I look at it from a very basic perspective. For instance, how much of ground water are you using this year as against the previous years? What measures have you implemented for recycling? What is the coal consumption per unit and how has this increased or decreased?
So ESG helps me understand the thought process of management and whether the company will survive in the future.
5. In this constant active-passive debate, what are the parameters that will determine the success of ACTIVE FUND MANAGEMENT?
We have processes in place. And these parameters will filter out companies that do not meet our investing criteria. But let’s say out of all the listed companies, 400 qualify to be in our investment universe. The decision on which 40 stocks to buy and how much to allocate to each is a call the fund manager will have to take. So the importance of a sound fund manager cannot be underestimated, however strong the processes are.
The decision on which sector to go overweight on and which to stay away from is also important.
Being underweight Financials and overweight Infotech and Pharma helped the performance in the first two years. When the market fell sharply this year, mid-cap IT companies dropped dramatically. We were overweight the IT sector and had mid-cap IT names, so naturally we got hit in the mid-cap fund.
Over the past 18 months, we have been overweight Capital Goods, Industrials and Pharma. And over the past few months we have begun to increase our exposure to Financials.

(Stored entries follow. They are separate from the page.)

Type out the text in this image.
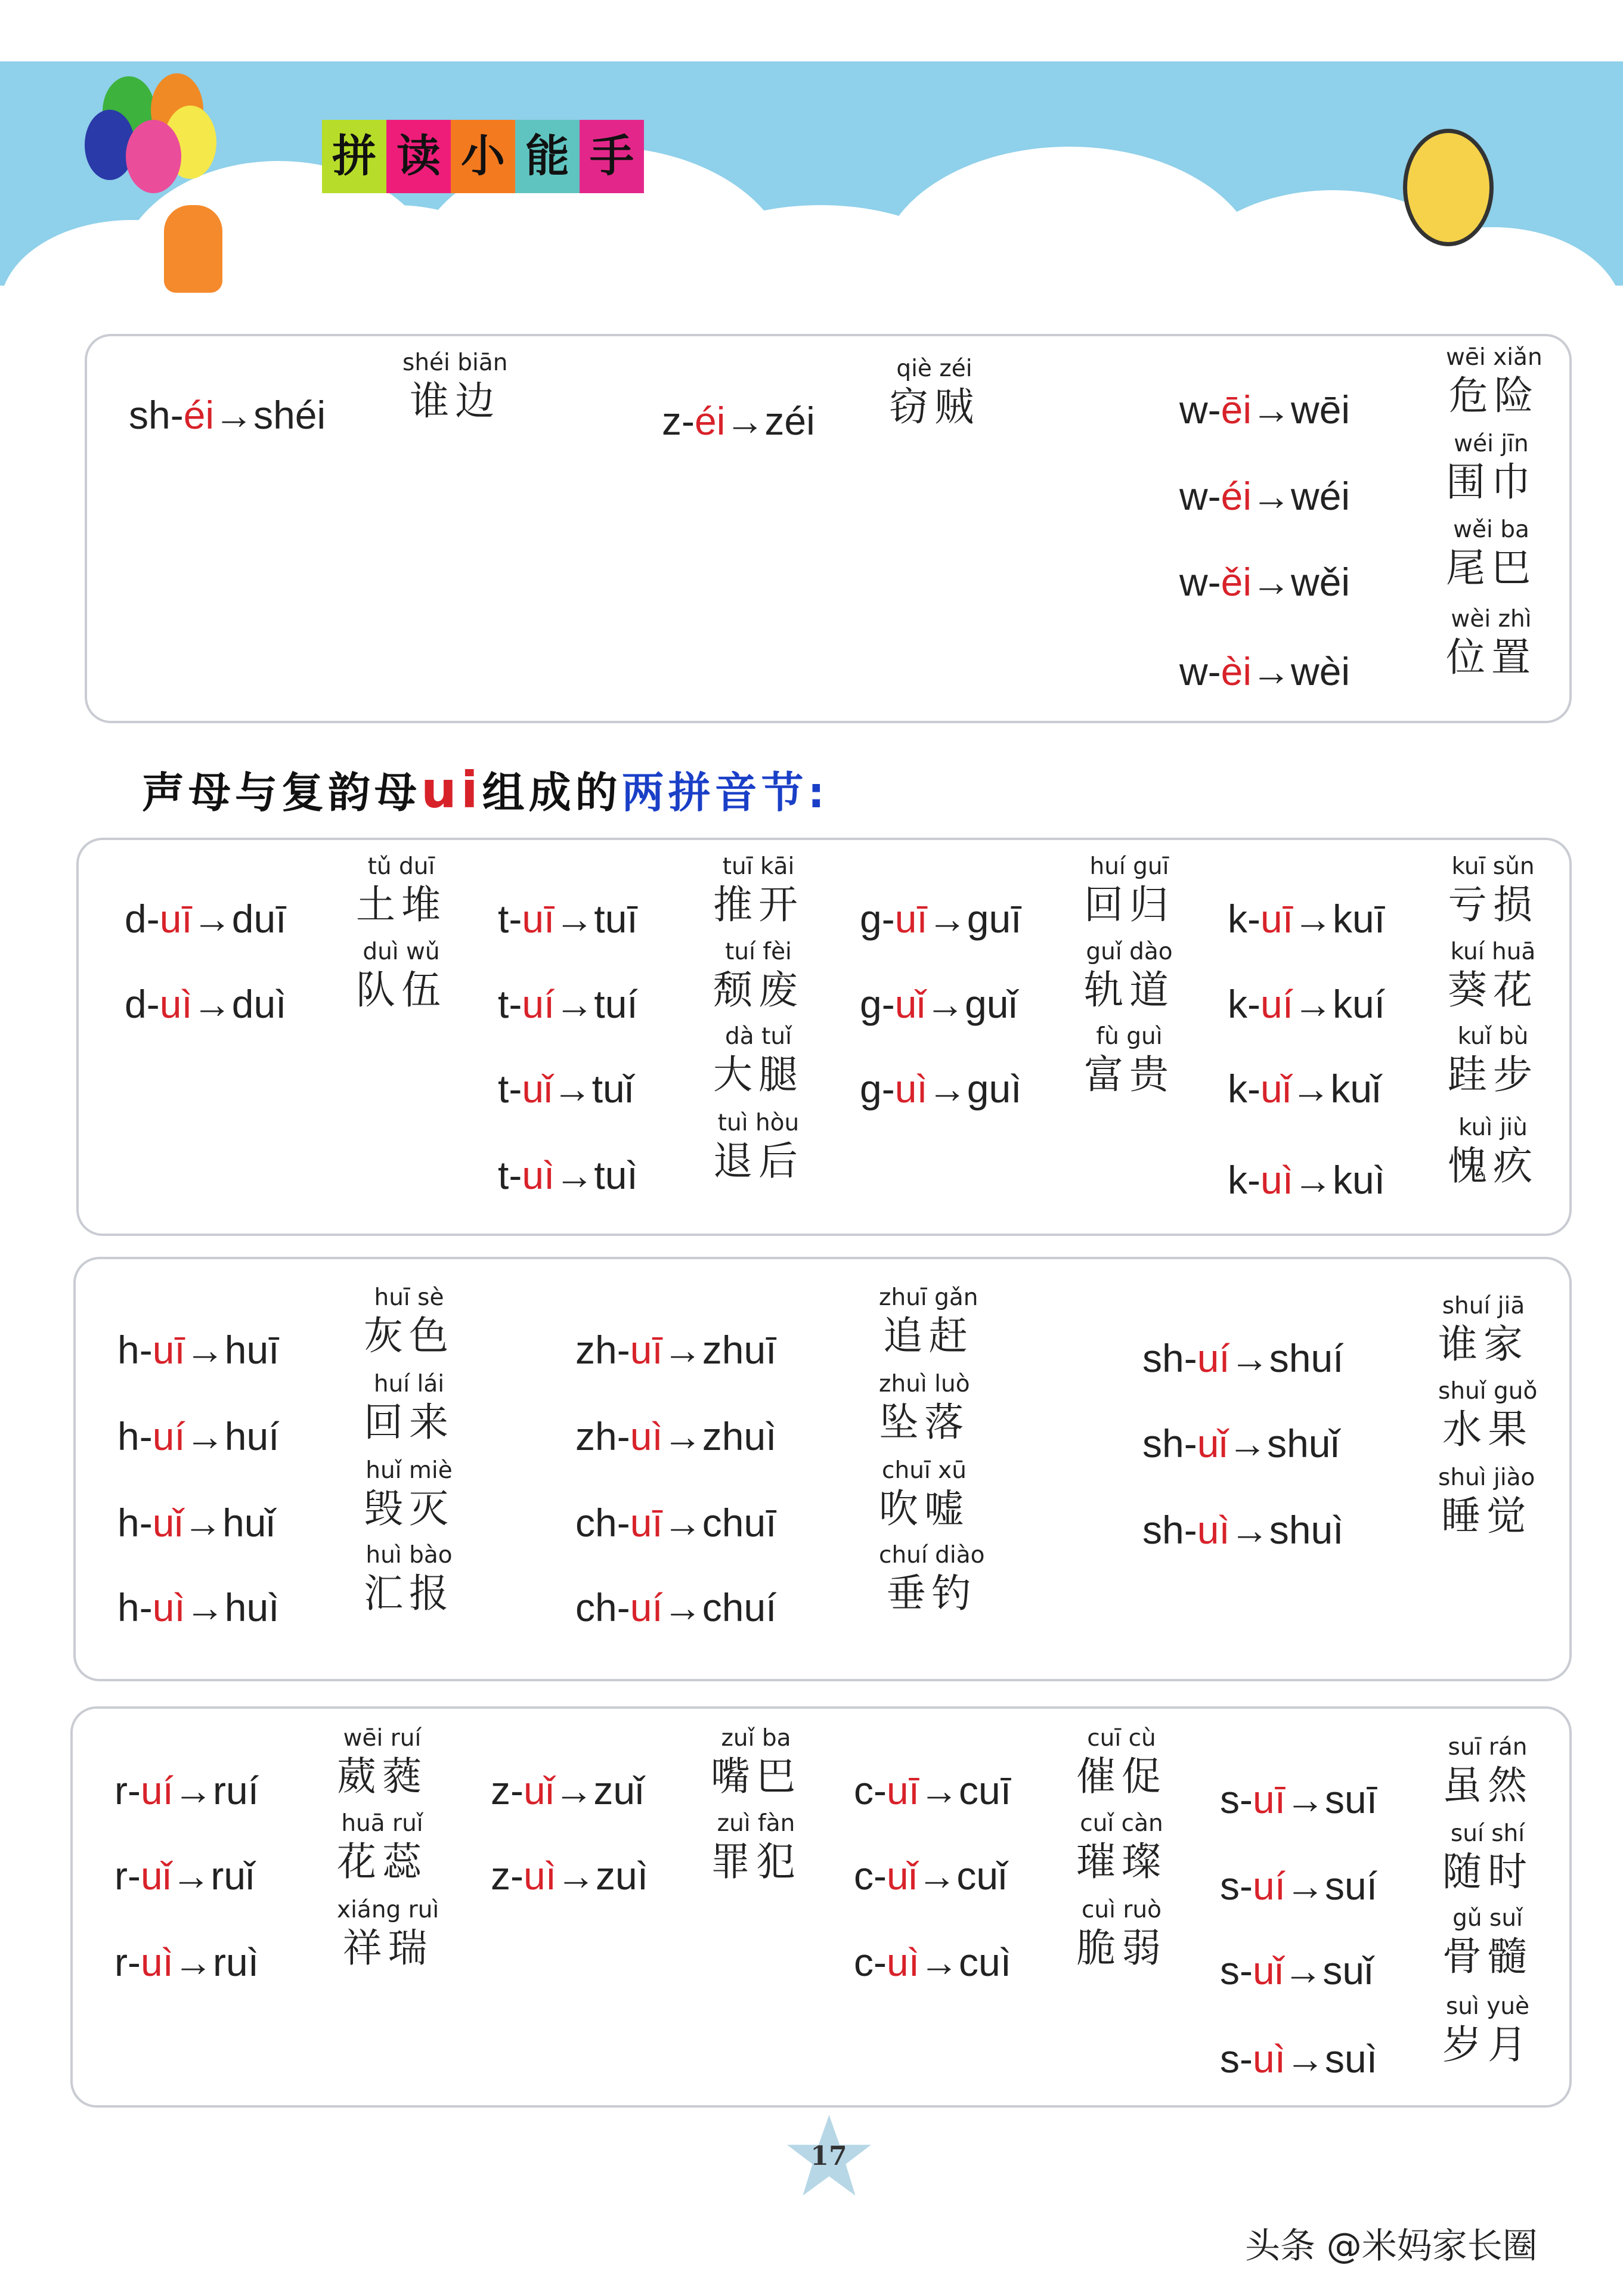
拼 读 小 能 手
声母与复韵母ui组成的两拼音节:
sh-éi→shéi
shéi biān
谁边	z-éi→zéi
qiè zéi
窃贼	w-ēi→wēi
wēi xiǎn
危险
w-éi→wéi
wéi jīn
围巾
w-ěi→wěi
wěi ba
尾巴
w-èi→wèi
wèi zhì
位置
d-uī→duī
tǔ duī
土堆
d-uì→duì
duì wǔ
队伍
t-uī→tuī
tuī kāi
推开
t-uí→tuí
tuí fèi
颓废
t-uǐ→tuǐ
dà tuǐ
大腿
t-uì→tuì
tuì hòu
退后
g-uī→guī
huí guī
回归
g-uǐ→guǐ
guǐ dào
轨道
g-uì→guì
fù guì
富贵
k-uī→kuī
kuī sǔn
亏损
k-uí→kuí
kuí huā
葵花
k-uǐ→kuǐ
kuǐ bù
跬步
k-uì→kuì
kuì jiù
愧疚
h-uī→huī
huī sè
灰色
h-uí→huí
huí lái
回来
h-uǐ→huǐ
huǐ miè
毁灭
h-uì→huì
huì bào
汇报
zh-uī→zhuī
zhuī gǎn
追赶
zh-uì→zhuì
zhuì luò
坠落
ch-uī→chuī
chuī xū
吹嘘
ch-uí→chuí
chuí diào
垂钓
sh-uí→shuí
shuí jiā
谁家
sh-uǐ→shuǐ
shuǐ guǒ
水果
sh-uì→shuì
shuì jiào
睡觉
r-uí→ruí
wēi ruí
葳蕤
r-uǐ→ruǐ
huā ruǐ
花蕊
r-uì→ruì
xiáng ruì
祥瑞
z-uǐ→zuǐ
zuǐ ba
嘴巴
z-uì→zuì
zuì fàn
罪犯
c-uī→cuī
cuī cù
催促
c-uǐ→cuǐ
cuǐ càn
璀璨
c-uì→cuì
cuì ruò
脆弱
s-uī→suī
suī rán
虽然
s-uí→suí
suí shí
随时
s-uǐ→suǐ
gǔ suǐ
骨髓
s-uì→suì
suì yuè
岁月
17
头条 @米妈家长圈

Getting the sector calls right, and then the right stocks within those sectors is what helped our funds perform.
To protect the downside, we have sector caps in place. Let’s say, for example, a fund manager may want to keep away from Financials. But the benchmark has a 25% weight to that sector. So the internal ruling mandates that the fund manager must have a minimum 15% exposure to Financials and cannot exceed 35%.
It also depends on the allocation to market cap outside the mandatory requirement. For example, a higher exposure to small-cap stocks in a mid-cap fund (min 65% exposure to mid- cap stocks) could also contribute or detract from performance in a particular market phase.